The similarities with Twitter end here. The first big difference is the length of the Toots that is 500 characters instead of the 280 of the birdie’s network. It’s not trivial: 500 characters promote a more nuanced change of impressions rather than Twitter’s inicial 140 or it’s current 280. At Mastodon, trolling and insulting are off limits as they entail an automatic ban.
The other big difference is that Mastodon’s timelines are in strict inverse chronological order; there are no algorithms that determine the relevance with obscure guidelines or sponsored Toots.

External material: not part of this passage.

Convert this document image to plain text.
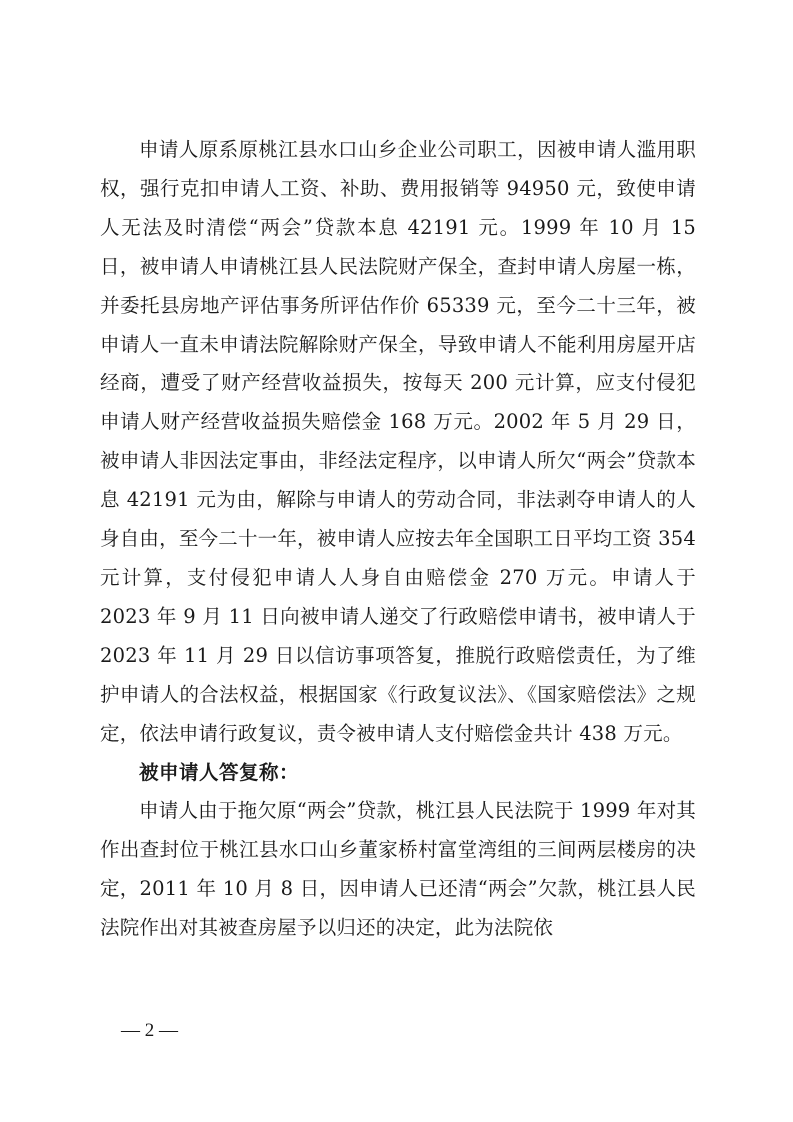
申请人原系原桃江县水口山乡企业公司职工，因被申请人滥用职权，强行克扣申请人工资、补助、费用报销等 94950 元，致使申请人无法及时清偿“两会”贷款本息 42191 元。1999 年 10 月 15 日，被申请人申请桃江县人民法院财产保全，查封申请人房屋一栋，并委托县房地产评估事务所评估作价 65339 元，至今二十三年，被申请人一直未申请法院解除财产保全，导致申请人不能利用房屋开店经商，遭受了财产经营收益损失，按每天 200 元计算，应支付侵犯申请人财产经营收益损失赔偿金 168 万元。2002 年 5 月 29 日，被申请人非因法定事由，非经法定程序，以申请人所欠“两会”贷款本息 42191 元为由，解除与申请人的劳动合同，非法剥夺申请人的人身自由，至今二十一年，被申请人应按去年全国职工日平均工资 354 元计算，支付侵犯申请人人身自由赔偿金 270 万元。申请人于 2023 年 9 月 11 日向被申请人递交了行政赔偿申请书，被申请人于 2023 年 11 月 29 日以信访事项答复，推脱行政赔偿责任，为了维护申请人的合法权益，根据国家《行政复议法》、《国家赔偿法》之规定，依法申请行政复议，责令被申请人支付赔偿金共计 438 万元。

被申请人答复称：

申请人由于拖欠原“两会”贷款，桃江县人民法院于 1999 年对其作出查封位于桃江县水口山乡董家桥村富堂湾组的三间两层楼房的决定，2011 年 10 月 8 日，因申请人已还清“两会”欠款，桃江县人民法院作出对其被查房屋予以归还的决定，此为法院依

— 2 —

Eugen Rochko, it’s creator, wrote last year: “I’m not interested in investors, monetization, publicity or anything of the sort”.
But what’s essential, as always, is invisible to the naked eye. Mastodon is free and decentralized: anyone can download the code and install it onto their computer and so, helping to decentralize the network. The result is that the data is not saved on a server owned by a business that abuses it according to their investor’s interests, but instead, the data stay’s property of the users: the data for who ever generates it.

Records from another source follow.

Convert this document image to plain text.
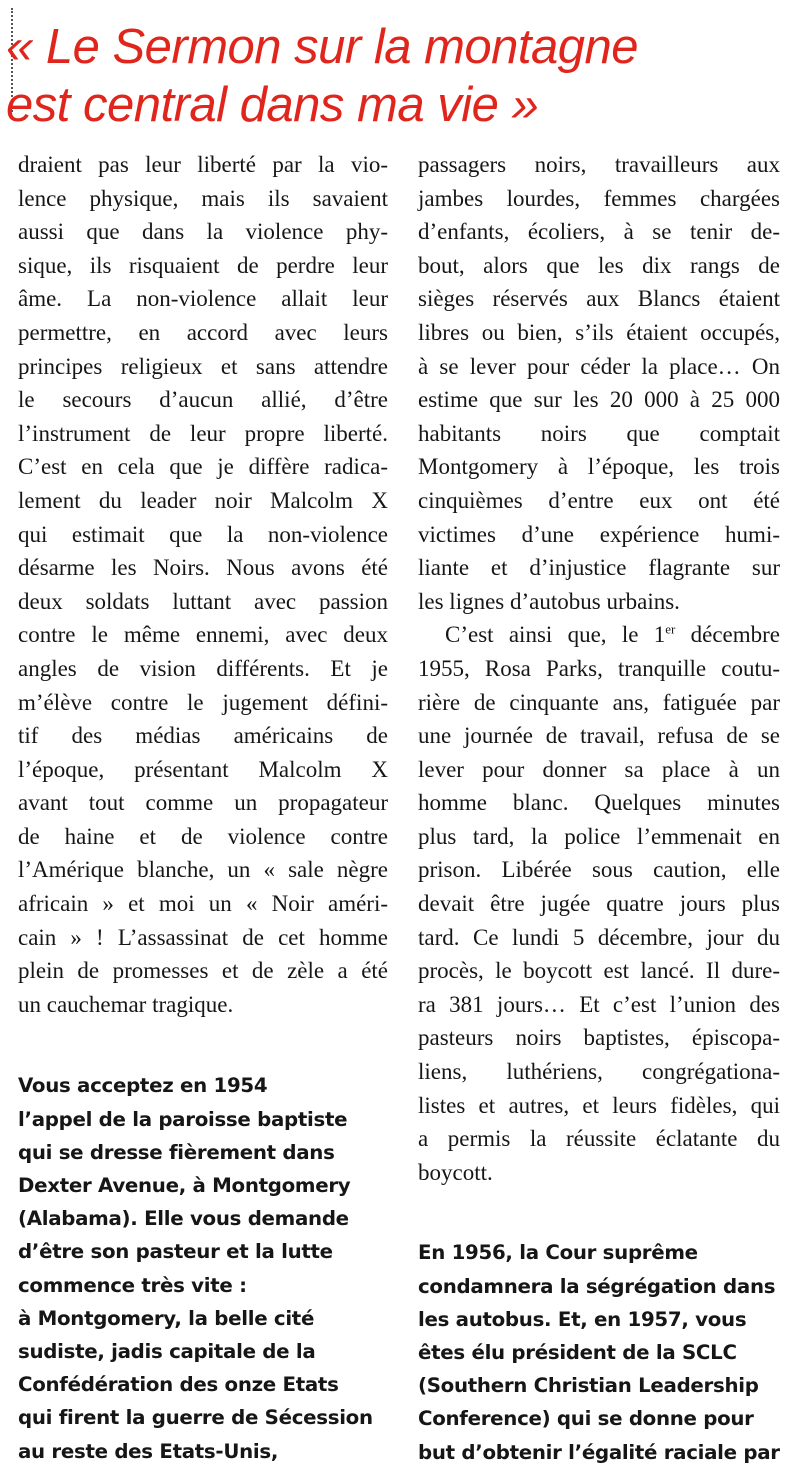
« Le Sermon sur la montagne
est central dans ma vie »
draient pas leur liberté par la vio-
lence physique, mais ils savaient
aussi que dans la violence phy-
sique, ils risquaient de perdre leur
âme. La non-violence allait leur
permettre, en accord avec leurs
principes religieux et sans attendre
le secours d’aucun allié, d’être
l’instrument de leur propre liberté.
C’est en cela que je diffère radica-
lement du leader noir Malcolm X
qui estimait que la non-violence
désarme les Noirs. Nous avons été
deux soldats luttant avec passion
contre le même ennemi, avec deux
angles de vision différents. Et je
m’élève contre le jugement défini-
tif des médias américains de
l’époque, présentant Malcolm X
avant tout comme un propagateur
de haine et de violence contre
l’Amérique blanche, un « sale nègre
africain » et moi un « Noir améri-
cain » ! L’assassinat de cet homme
plein de promesses et de zèle a été
un cauchemar tragique.
Vous acceptez en 1954
l’appel de la paroisse baptiste
qui se dresse fièrement dans
Dexter Avenue, à Montgomery
(Alabama). Elle vous demande
d’être son pasteur et la lutte
commence très vite :
à Montgomery, la belle cité
sudiste, jadis capitale de la
Confédération des onze Etats
qui firent la guerre de Sécession
au reste des Etats-Unis,
passagers noirs, travailleurs aux
jambes lourdes, femmes chargées
d’enfants, écoliers, à se tenir de-
bout, alors que les dix rangs de
sièges réservés aux Blancs étaient
libres ou bien, s’ils étaient occupés,
à se lever pour céder la place… On
estime que sur les 20 000 à 25 000
habitants noirs que comptait
Montgomery à l’époque, les trois
cinquièmes d’entre eux ont été
victimes d’une expérience humi-
liante et d’injustice flagrante sur
les lignes d’autobus urbains.
C’est ainsi que, le 1er décembre
1955, Rosa Parks, tranquille coutu-
rière de cinquante ans, fatiguée par
une journée de travail, refusa de se
lever pour donner sa place à un
homme blanc. Quelques minutes
plus tard, la police l’emmenait en
prison. Libérée sous caution, elle
devait être jugée quatre jours plus
tard. Ce lundi 5 décembre, jour du
procès, le boycott est lancé. Il dure-
ra 381 jours… Et c’est l’union des
pasteurs noirs baptistes, épiscopa-
liens, luthériens, congrégationa-
listes et autres, et leurs fidèles, qui
a permis la réussite éclatante du
boycott.
En 1956, la Cour suprême
condamnera la ségrégation dans
les autobus. Et, en 1957, vous
êtes élu président de la SCLC
(Southern Christian Leadership
Conference) qui se donne pour
but d’obtenir l’égalité raciale par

The philosophy behind Mastodon is open code and ethic design: “from people, for people, and under people’s control”, the same one behind projects like Wikipedia, the operative system Linux, the browser Firefox or the content manager WordPress.

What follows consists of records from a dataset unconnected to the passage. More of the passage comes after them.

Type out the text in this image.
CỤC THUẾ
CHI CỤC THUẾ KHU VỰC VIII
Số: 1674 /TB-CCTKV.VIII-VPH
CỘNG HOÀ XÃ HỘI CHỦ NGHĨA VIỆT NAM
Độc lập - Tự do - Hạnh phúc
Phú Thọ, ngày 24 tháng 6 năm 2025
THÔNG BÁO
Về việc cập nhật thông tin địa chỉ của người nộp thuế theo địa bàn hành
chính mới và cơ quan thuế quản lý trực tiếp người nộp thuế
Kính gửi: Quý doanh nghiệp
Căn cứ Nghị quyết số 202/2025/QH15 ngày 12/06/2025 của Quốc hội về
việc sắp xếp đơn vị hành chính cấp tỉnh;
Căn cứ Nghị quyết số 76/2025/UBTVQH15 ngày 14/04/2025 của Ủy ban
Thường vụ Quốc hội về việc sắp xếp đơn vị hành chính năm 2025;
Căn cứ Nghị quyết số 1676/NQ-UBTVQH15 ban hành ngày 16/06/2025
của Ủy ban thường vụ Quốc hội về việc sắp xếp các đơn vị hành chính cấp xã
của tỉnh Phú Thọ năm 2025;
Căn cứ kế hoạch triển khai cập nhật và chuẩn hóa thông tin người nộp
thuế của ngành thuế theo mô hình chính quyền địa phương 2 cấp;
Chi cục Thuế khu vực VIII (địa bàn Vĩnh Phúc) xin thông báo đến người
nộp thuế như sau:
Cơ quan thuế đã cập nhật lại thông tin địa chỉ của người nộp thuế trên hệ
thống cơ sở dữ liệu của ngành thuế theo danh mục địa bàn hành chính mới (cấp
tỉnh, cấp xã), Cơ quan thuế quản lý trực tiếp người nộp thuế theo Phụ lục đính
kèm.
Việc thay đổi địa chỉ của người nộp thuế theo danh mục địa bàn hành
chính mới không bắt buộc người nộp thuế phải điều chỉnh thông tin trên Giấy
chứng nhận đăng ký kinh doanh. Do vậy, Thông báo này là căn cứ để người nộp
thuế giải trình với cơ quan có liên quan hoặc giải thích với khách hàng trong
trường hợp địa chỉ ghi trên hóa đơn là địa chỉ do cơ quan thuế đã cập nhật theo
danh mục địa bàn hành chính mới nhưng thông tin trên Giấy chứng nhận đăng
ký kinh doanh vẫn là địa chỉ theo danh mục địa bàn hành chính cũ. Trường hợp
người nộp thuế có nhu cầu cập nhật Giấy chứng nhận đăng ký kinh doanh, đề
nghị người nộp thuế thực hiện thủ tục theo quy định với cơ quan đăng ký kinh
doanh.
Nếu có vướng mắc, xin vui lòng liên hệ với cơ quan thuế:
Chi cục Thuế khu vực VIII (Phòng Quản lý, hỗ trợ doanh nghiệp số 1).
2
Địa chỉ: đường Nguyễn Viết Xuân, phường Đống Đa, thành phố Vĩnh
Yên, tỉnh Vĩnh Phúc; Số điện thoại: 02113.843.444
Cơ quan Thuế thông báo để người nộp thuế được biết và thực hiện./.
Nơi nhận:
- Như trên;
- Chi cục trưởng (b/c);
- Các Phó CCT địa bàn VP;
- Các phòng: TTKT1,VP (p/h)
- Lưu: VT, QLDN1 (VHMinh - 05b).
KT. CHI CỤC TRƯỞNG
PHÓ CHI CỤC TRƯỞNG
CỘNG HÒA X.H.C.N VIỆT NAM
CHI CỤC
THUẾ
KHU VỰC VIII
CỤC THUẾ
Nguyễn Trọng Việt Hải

The internet is broken, and we are all to blame. Mastodon is the uncomfortable question to which we all already know the answer to.
And if these projects not only work but they also have as a whole an adoption by most users, could the same thing happen with Mastodon? It’s a bad week to ask ourselves this question, after Path, the latest anti-Facebook followed the path of Ello and also announced a permanent shutdown.
Mastodon is a utopic version of Twitter, were users are the owners of their data, of their timelines, where there is no publicity or trolls; a jump in time to when the web was free and open, and when we were twenty years younger. In other words, Twitter and the rest of social networks are the distopic version of the web that gave us the legacy of Tim Berners-Lee. Mastodon may not be the answer, but it definitely presents the uncomfortable question that we are too afraid to formulate. Mastodon is the actual elephant in the room.